Спектакль «Дело», начатый в ноябре 1926 года и выпущенный в феврале 1927-го, создавался в сложных условиях. Страна вступала в юбилейный год, каждому театру вменялось что-то «положить на алтарь Октябрьских торжеств». МХАТ Второй к юбилейной мобилизации готов не был, напротив, именно к началу работы над пьесой Сухово-Кобылина внутренний конфликт в труппе достиг критической зрелости. Группа Алексея Дикого готовилась к публичным сражениям (и скоро они произойдут). 20 ноября 1926 года, за три дня до первой репетиции «Дела», которую провел Борис Сушкевич, группа актеров, поддерживающих Чехова, обратилась к нему с письмом, в котором фигурировали некие не персонифицированные злые силы, пытающиеся расколоть единство театра.
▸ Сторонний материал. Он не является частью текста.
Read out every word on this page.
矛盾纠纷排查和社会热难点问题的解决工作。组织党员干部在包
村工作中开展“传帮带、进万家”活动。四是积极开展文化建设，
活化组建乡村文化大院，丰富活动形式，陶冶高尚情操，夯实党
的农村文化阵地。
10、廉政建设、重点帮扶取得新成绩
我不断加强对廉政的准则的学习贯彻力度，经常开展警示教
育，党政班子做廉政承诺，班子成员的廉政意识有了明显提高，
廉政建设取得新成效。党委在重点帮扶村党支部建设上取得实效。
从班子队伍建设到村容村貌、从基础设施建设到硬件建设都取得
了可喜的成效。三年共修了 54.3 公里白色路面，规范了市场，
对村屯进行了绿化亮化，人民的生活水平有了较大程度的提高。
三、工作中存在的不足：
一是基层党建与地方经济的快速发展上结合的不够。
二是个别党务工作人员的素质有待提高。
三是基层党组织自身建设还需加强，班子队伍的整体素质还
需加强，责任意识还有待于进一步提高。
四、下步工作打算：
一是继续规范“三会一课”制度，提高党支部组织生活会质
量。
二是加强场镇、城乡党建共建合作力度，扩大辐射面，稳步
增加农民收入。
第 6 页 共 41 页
Те, кто был на стороне М. Чехова, знали глубокую уязвимость своего художественного лидера и директора, которому нужна была человеческая поддержка в ситуации идеологической травли, нараставшей с каждым днем. Одна из причин травли – уход от генеральной линии, пренебрежение советской пьесой, мистика, все то «столоверчение», которому «земнородный» Алексей Дикий противопоставлял установку на здорового «актера-общественника». Приведу пассаж В. И. Блюма, который обладал способностью доводить вялую казенную установку до разящего удара: «Надрыв, истерика, мистицизм – вот основные лейтмотивы в музыке этого театра после революции». И тут же с гордостью напоминал, что мы живем «в безбожном советском государстве», что мы расстались с понятиями судьбы и вины и «никакими Мойрами нас не запугаешь» (Жизнь искусства. 1927. № 3. С. 8).
Пьеса Сухово-Кобылина «в безбожном советском государстве» и в контексте юбилейных мероприятий 1927 года могла проходить только по разряду борьбы с «темным прошлым». Этот момент вполне сознательно декларировался Михаилом Чеховым. В своем интервью «Вечерней Москве» (28 января) незадолго до премьеры М. Чехов пояснял мотивы включения в репертуар «Дела»: «Тема пьесы с беспощадным сарказмом осуждает старороссийский чиновничий бюрократизм и взяточничество, приобретшие чудовищно уродливые формы».
Насчет беспощадного сарказма М. Чехов поспешил. Уже в первых откликах на спектакль образованные критики разглядели коренное отличие интонационной структуры пьесы и того воплощения, которое было предложено во МХАТе Втором. Леонид Гроссман, который к тому времени успел опубликовать книгу о Сухово-Кобылине, успел выступить несколько раз. В «Программах гос. академических театров» он сдвоил режиссерскую свободу Мейерхольда в отношении классической пьесы «Ревизор» с не менее рискованной свободой МХАТа Второго по отношению к «Делу» (оговорившись, что в последнем случае скандала не случилось только потому, что пьесу «никто не знает»). Свобода истолкования «Дела» – по Л. П. Гроссману – заключалась в том, что «неизбежный трагизм Сухово-Кобылина с особыми характерными для него чертами жесткого скептицизма был явно ослаблен чуждыми ему моментами идилличности, ласкового юмора, жалостливости, трогательной беспомощности и проч.». Отвергая такой подход, литературовед объяснял художественную природу пьесы: «Сам драматург задумывал, строил и творил свои образы иначе. Поэзия слабости ему не импонировала, пробуждение жалости не занимало его. Он преклонялся только перед силой, любовался борьбой и всей своей драматургией хотел вызывать только хохот или ужас».
М. Чехов – Муромский. «Дело» А. Сухово-Кобылина. Фото из архива Бахрушинского музея
Как иногда бывает, в полемике проброшена фраза, которая в каком-то смысле освещает не только чеховского Муромского, но и саму тайную основу чеховского актерства. Поэзия слабости со времен «Сверчка на печи» питала творческий гений Чехова, пробиваясь причудливо сквозь остроту его эксцентрических аранжировок. Муромский в этом смысле был в том ряду, где уже находились Калеб, Эрик XIV и Гамлет. Поэзия слабости (в каждом случае разного происхождения и окраски) внутренне совпадала с тем, что Чехов считал заложенным в нем от рождения. Поэзия слабости, театрально преображенная в особой актерской технике, была, вероятно, сродни тайной и никогда прямо не артикулированной идее, которую Чехов выражал в течение всей его «активной жизни и в каждой роли». Последнее утверждение содержится в анкете, заполненной М. Чеховым в 1923 году.
«Дело» Сухово-Кобылина по времени совпало с «делом», возбужденным против самого Михаила Чехова. Тема пьесы и образ Муромского оказались идеальным резонатором. «Метафизика русской бюрократии», структурированная в самом перечне действующих лиц, давала простор воображению.